3 thoughts on “ADHD/LD and me: executive functioning.

  1. I’m fascinated by how many of today’s adults are being diagnosed with LD and/or AD(H)D only now as adults, while in schools nowadays (I think), these things are being diagnosed in kids. It’s not like LD and ADD weren’t acknowledged in my day (90s and early 2000s). They were. But only in kids who were literally failing out of school. Kids who were pulling C’s when they were too disorganized or unfocused to pull A’s were just told to try harder.

    1. Totally accurate–and I’d bet things were much the same the five or so years later that I was behind you in school.

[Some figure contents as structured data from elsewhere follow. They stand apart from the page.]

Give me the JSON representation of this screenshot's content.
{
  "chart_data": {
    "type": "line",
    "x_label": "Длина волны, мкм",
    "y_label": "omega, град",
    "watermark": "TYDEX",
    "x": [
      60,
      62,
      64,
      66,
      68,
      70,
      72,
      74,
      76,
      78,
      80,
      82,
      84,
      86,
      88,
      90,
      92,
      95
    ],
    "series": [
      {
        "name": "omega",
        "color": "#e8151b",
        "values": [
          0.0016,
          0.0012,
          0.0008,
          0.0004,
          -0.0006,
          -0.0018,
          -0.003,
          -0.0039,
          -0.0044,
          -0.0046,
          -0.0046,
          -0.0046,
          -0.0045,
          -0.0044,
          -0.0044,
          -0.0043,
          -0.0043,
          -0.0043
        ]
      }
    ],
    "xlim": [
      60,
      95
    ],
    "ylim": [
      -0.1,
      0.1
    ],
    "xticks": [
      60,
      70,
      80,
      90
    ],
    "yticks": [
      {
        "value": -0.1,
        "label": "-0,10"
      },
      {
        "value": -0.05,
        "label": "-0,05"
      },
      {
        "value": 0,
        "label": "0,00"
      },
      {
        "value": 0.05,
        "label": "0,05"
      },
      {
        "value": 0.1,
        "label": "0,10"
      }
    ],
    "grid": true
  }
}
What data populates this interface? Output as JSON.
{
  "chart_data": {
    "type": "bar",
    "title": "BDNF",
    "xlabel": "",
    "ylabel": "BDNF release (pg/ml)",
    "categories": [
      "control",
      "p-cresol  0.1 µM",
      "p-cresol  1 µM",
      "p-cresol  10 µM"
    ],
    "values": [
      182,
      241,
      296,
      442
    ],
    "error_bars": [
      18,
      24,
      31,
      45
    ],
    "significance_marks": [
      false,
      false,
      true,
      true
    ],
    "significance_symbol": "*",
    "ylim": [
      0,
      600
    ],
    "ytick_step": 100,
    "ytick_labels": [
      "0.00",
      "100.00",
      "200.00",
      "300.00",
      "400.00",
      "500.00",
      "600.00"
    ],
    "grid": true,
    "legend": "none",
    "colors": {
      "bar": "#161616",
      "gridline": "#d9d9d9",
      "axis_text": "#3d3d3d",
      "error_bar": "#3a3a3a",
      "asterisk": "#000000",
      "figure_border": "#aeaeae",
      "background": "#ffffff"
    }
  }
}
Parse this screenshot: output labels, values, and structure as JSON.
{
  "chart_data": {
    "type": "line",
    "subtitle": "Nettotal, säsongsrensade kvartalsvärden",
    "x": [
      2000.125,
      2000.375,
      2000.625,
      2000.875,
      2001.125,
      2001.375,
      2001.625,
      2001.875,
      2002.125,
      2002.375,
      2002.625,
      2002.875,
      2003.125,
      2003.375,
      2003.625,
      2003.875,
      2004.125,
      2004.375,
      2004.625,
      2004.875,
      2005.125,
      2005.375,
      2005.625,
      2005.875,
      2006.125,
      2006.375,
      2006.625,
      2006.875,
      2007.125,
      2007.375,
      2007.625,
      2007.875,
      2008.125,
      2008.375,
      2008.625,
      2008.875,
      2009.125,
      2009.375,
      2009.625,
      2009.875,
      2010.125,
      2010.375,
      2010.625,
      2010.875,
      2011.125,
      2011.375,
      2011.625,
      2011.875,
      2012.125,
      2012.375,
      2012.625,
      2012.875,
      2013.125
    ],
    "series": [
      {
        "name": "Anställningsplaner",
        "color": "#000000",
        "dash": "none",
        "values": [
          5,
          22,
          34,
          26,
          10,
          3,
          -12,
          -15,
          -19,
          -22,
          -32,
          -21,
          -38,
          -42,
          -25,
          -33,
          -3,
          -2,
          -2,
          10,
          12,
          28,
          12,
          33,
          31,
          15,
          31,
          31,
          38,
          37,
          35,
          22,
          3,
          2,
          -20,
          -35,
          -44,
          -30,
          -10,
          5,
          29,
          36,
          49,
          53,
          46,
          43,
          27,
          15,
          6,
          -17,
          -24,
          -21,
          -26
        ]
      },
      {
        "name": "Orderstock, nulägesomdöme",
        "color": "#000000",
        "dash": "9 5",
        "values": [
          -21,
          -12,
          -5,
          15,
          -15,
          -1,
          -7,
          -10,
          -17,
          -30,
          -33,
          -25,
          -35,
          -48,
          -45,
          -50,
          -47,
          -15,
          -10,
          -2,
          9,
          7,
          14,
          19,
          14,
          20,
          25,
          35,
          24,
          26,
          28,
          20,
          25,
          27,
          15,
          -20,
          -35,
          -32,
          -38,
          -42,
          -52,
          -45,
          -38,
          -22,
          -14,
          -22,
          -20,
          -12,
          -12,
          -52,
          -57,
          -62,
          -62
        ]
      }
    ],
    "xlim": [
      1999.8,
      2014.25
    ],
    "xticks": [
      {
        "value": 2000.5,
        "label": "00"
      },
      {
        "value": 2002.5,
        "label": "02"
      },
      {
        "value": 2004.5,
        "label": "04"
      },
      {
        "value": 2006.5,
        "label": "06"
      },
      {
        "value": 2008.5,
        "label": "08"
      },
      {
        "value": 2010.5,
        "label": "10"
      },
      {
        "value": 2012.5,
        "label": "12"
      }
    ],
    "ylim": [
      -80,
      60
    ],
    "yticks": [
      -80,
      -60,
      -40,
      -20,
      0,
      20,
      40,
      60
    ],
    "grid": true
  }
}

      Like you said, I think unless kids have really significant issues associated with LD, they don’t get diagnosed–and, I think teachers are more receptive to identifying social issues too and reporting on those concerns (not that I think I had any significant social issues that would have been identifying). In terms of academics, I recognize now that I probably developed some compensatory strategies [like everyone does] that pulled me through until I left high school, but didn’t cut it in university–other than math, I had a really easy time in high school, so I think that thing in my assessment following my language/vocab skills being “superior” and “above the 90th percentile” and how those skills are the “largest predictor of academic success” is definitely true. (The other thing, too, is that I was “smart enough” to drop classes early in university, so I didn’t start failing stuff until later on–the social psych F was one of those “potentially teetering on a pass but more likely a fail” ones, and the two Fs in anatomy, well, I had to take that class unfortunately ;). So I probably would have failed more things if I hadn’t dropped literally 20 classes, haha.)

      Also, there’s that bit about girls having different ADHD symptoms than boys and flying under the radar because they’re less often behaviourally challenging and more often chatty (and don’t realize it’s an issue) or spacing out–so, I probably fell into that category.
      I mean, plus the part about never having pencils or other stuff — we also dropped Sam’s pencil sharpener enough times passing it between desks that I’m sure I owe her one of those, too ;).

    2. ^ Same with kids who pulled either As or 0s depending on whether they remembered to hand stuff in and/or do it in the first place, like me. We were called “lazy” and told to “get more organized” (without being taught organizational skills because disorganization was treated as a moral failing rather than a skill deficit) and to apply ourselves more.

      Try harder is a refrain I hate because unless you’re addressing the cause of the perceived lack of effort, it’s worse than useless to someone who’s struggling.